Membrane uptake of long-chain fatty acids (FAs) is the first step in cellular FA utilization and a point of metabolic regulation. CD36 facilitates a major fraction of FA uptake by key tissues. This review highlights the contribution of CD36 to pathophysiology in rodents and humans. Novel concepts regarding regulation of CD36-facilitated uptake are discussed (i.e. the role of membrane rafts and caveolae, CD36 recycling between intracellular depots and the membrane, and chemical modifications of the protein that impact its turnover and recruitment). Importantly, CD36 membrane levels and turnover are abnormal in diabetes, resulting in dysfunctional FA utilization. In addition, variants in the CD36 gene were shown recently to influence susceptibility for the metabolic syndrome, which greatly increases the risk of diabetes and heart disease.

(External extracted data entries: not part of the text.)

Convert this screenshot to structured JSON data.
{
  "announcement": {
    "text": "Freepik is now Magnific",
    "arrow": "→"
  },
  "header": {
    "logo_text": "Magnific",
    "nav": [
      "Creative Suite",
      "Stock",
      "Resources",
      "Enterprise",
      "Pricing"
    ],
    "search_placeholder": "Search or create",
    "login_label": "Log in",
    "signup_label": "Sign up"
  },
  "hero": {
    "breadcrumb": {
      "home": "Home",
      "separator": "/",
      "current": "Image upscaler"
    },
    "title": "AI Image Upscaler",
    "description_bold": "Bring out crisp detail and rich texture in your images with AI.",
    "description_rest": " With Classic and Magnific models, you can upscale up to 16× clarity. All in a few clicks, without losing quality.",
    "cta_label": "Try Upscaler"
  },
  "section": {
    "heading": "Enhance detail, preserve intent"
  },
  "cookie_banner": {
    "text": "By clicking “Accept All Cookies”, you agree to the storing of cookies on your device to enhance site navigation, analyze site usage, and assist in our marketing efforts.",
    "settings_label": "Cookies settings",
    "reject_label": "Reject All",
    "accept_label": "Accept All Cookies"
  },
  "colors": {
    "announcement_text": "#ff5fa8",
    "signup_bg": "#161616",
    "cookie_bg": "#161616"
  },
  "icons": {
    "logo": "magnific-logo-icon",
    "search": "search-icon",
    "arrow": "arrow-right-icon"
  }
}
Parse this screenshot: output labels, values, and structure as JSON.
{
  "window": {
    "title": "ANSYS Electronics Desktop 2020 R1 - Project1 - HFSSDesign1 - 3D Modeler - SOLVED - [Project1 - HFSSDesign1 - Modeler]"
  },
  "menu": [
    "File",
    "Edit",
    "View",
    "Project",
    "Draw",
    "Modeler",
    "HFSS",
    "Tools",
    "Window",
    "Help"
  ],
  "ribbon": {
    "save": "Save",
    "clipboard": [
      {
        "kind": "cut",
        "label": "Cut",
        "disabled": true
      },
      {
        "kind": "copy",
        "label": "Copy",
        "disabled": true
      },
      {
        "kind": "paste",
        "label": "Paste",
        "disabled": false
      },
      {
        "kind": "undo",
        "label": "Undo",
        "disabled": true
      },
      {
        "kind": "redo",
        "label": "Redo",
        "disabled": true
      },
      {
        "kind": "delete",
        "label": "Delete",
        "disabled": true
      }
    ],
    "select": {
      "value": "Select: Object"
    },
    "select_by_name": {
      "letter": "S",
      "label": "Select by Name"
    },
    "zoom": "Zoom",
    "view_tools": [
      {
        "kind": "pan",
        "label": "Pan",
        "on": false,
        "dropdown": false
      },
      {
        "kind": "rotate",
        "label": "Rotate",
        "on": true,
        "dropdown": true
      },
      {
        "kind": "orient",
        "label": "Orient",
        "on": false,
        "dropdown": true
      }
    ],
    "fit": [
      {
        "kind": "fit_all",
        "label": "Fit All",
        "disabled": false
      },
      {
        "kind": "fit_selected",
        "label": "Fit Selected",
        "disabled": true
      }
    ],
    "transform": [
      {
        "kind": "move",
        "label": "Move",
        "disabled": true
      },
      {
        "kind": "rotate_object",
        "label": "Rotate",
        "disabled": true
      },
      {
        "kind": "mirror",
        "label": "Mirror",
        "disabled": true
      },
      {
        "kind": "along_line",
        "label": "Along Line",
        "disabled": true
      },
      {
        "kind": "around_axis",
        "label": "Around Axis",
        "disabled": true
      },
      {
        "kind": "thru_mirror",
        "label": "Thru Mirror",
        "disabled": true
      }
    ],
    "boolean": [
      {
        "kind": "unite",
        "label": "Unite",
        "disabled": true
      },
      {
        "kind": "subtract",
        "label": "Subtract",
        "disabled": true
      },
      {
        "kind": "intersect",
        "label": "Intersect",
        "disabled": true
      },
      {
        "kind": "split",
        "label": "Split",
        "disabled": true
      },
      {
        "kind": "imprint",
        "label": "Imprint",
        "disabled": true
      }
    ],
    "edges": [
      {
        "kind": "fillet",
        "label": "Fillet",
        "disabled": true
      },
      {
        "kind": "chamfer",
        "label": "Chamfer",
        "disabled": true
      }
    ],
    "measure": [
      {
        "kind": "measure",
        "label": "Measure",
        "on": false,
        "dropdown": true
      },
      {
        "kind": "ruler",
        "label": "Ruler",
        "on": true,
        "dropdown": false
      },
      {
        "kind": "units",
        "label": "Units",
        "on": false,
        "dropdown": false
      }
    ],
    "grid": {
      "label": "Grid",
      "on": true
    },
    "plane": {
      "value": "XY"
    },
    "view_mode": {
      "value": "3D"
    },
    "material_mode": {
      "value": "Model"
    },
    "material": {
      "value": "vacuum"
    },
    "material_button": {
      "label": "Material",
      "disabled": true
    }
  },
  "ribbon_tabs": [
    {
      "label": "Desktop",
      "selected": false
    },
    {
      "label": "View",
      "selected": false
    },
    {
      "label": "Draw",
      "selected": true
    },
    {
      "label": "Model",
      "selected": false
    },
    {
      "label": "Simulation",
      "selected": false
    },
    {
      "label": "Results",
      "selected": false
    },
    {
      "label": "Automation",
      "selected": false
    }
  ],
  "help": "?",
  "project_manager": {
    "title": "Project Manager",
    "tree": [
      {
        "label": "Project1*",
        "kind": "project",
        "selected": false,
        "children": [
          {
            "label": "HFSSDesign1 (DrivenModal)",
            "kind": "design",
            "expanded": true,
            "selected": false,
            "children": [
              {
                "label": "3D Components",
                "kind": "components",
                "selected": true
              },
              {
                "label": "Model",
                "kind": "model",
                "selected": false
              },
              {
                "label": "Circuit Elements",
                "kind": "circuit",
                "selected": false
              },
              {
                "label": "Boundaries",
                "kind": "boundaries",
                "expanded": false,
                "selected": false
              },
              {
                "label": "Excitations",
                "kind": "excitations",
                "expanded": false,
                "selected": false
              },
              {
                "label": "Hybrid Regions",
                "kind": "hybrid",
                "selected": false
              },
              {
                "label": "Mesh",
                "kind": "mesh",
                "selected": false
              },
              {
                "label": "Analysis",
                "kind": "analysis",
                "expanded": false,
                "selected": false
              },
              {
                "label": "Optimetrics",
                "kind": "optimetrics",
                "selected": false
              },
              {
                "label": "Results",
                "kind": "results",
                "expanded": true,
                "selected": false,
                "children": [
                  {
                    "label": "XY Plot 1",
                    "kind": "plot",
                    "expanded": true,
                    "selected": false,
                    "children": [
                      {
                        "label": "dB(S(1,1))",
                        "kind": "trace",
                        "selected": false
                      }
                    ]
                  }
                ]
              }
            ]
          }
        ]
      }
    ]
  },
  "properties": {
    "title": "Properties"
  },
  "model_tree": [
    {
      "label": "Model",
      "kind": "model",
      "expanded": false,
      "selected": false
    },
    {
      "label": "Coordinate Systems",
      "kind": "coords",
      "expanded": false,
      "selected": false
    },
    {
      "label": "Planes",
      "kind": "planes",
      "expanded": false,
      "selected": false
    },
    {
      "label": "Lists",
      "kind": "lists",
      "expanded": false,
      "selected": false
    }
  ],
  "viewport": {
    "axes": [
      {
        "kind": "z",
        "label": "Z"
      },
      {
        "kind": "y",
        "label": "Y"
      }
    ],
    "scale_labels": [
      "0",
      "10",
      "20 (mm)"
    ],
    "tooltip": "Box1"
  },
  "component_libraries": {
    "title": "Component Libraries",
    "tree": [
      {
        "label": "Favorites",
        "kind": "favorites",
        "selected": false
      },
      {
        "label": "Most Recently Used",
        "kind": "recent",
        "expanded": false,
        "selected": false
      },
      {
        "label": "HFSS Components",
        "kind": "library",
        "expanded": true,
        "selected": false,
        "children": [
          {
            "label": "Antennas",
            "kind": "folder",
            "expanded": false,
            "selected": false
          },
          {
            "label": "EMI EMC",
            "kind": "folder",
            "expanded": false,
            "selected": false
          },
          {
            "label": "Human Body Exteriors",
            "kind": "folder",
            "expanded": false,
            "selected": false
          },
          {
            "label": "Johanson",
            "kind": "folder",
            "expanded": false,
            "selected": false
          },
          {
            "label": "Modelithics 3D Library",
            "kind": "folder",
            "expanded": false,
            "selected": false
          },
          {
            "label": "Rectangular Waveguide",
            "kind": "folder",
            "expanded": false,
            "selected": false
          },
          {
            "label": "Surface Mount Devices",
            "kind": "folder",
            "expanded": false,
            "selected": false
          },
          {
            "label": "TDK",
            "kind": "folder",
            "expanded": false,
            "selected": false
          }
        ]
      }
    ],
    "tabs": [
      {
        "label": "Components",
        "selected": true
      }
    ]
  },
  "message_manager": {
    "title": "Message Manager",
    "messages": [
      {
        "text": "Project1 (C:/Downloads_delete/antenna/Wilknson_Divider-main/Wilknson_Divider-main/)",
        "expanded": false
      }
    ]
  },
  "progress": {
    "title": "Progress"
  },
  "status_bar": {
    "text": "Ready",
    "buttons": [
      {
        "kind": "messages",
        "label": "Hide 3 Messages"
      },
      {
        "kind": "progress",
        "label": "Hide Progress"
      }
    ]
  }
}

Figure 1. Predicted topography of CD36 in the plasma membrane

(a) CD36 is a heavily glycosylated protein of 471 amino acids. Glysosylation accounts for the difference between the apparent (88Kd) and predicted (~53Kd) molecular weight of the protein. CD36 has a hairpin configuration in the plasma membrane. The extracellular domain has multiple N-linked glycosylation sites, a proline rich domain and a hydrophobic stretch that may associate with the membrane. The protein has two short cytoplasmic domains that are required for CD36 signaling after ligand binding. (b) Ubiquitination sites (in red) in the C-terminus and palmitoylation sites (in blue) in both the C- and N-tails are highlighted. The ubiquitination sites, which are sensitive to FA and insulin, may regulate CD36 sorting to the plasma membrane and CD36 turnover. Palmitoylation might help recruit CD36 to lipid rafts and could influence interaction with Src kinases. Regulation of CD36 palmitoylation is still unknown.

Figure 2. Ubiquitination and trafficking of CD36

This figure shows a proposed model for uniquitination-mediated CD36 trafficking. Ubiquitination is enhanced by FA and diminished by insulin. (i) Ubiquitinated or non-ubiquitinated CD36 is internalized into early/sorting endosomes, where the ubiquitinated form is selected and (ii) delivered to multivesicular body (MVB) and then to (iii) lysosomes for degradation. (iv) Non-ubiquitinated CD36 in early endosomes is recycled back to the plasma membrane. Deubiquitination of CD36 may be mediated by proteosome activity and is required for trafficking from early endosomes to MVB. This model is supported by the finding that treatment with MG132, a proteosomal inhibitor, leads to the accumulation of ubiquitinated CD36 [70].